A team of researchers at the University of California-Santa Barbara has revealed that hackers can use a vulnerability found in the Waze app to create an infinite number of "ghost drivers" for the purpose of monitoring the drivers around an area.
The exploit can allow hackers to track one's driving in real time, even when the driver has not shared his trip details while driving. By simply doing a reverse-engineering of the Waze server code, thousands of ghost drivers are then created with the purpose of monitoring the drivers around them.
"Anyone could be doing this [tracking of Waze users] right now," says Ben Zhao, head of the research team and professor of computer science at UC-Santa Barbara. "It's really hard to detect."
The revealed exploit, as explained by the researchers, works by intercepting the communication among Waze's servers with phones, eventually allowing a hacker's own computer to act as a go-between in the connection.
It should be noted that Waze's servers would communicate with devices through an SSL encrypted connection. This system is designed as a security precaution in order to assure that Waze's computers are indeed in communication with a Waze app on a user's handset.
After successfully becoming a go-between, hackers can easily reverse-engineer the Waze protocol. At this point, several opportunities can then be achieved. These include learning the language used by the Waze app when talking to its back-end app servers, writing a program that releases commands targeted directly to the app's servers, and finally populating the Waze system with a number of "ghost cars."
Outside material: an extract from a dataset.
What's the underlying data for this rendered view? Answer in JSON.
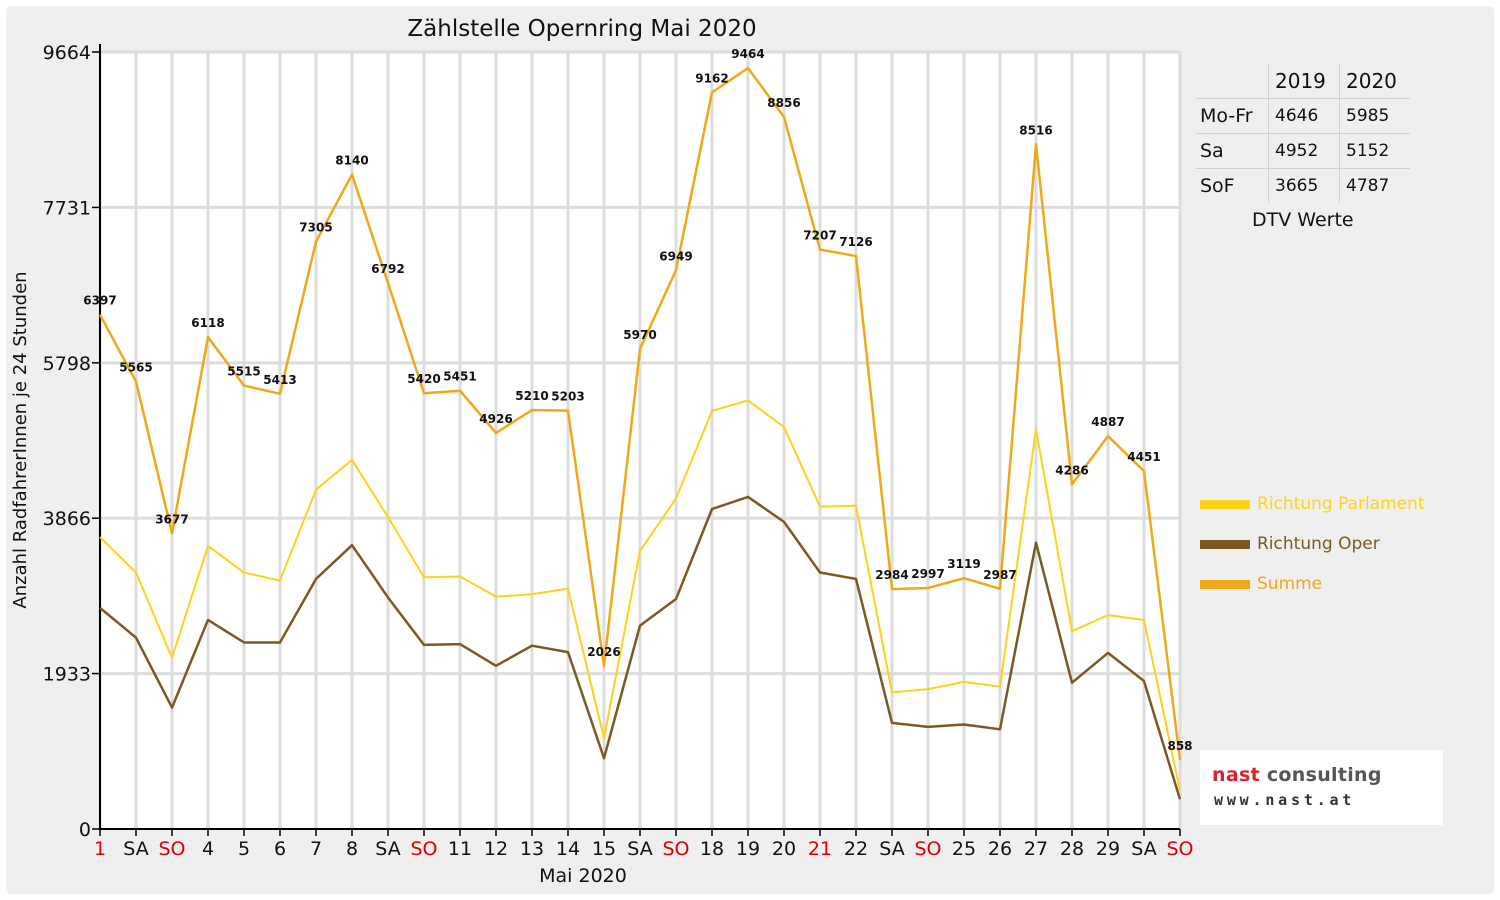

These ghost cars can then be used to create a fake traffic jam or as a means to monitor the drivers around the area.
Waze was established in Israel back in 2008 and was later on sold to Google in 2013 at the acquisition price of $1.1 billion. The Waze app is popular among drivers because of its unique capability to provide navigation instructions such as traffic situations and road hazards. The app is estimated to have 50 million users across the globe.
Theoretically, the exploit can also allow a hacker to enter the Waze system and download the user's driving history for the purpose of revealing the details publicly, something akin to what the hacker of Ashley Madison has threatened in the past.
In the light of this vulnerability issue, a Waze spokesperson confirmed that the matter is now being examined and the company is taking steps to ensure that the privacy of its users remains protected.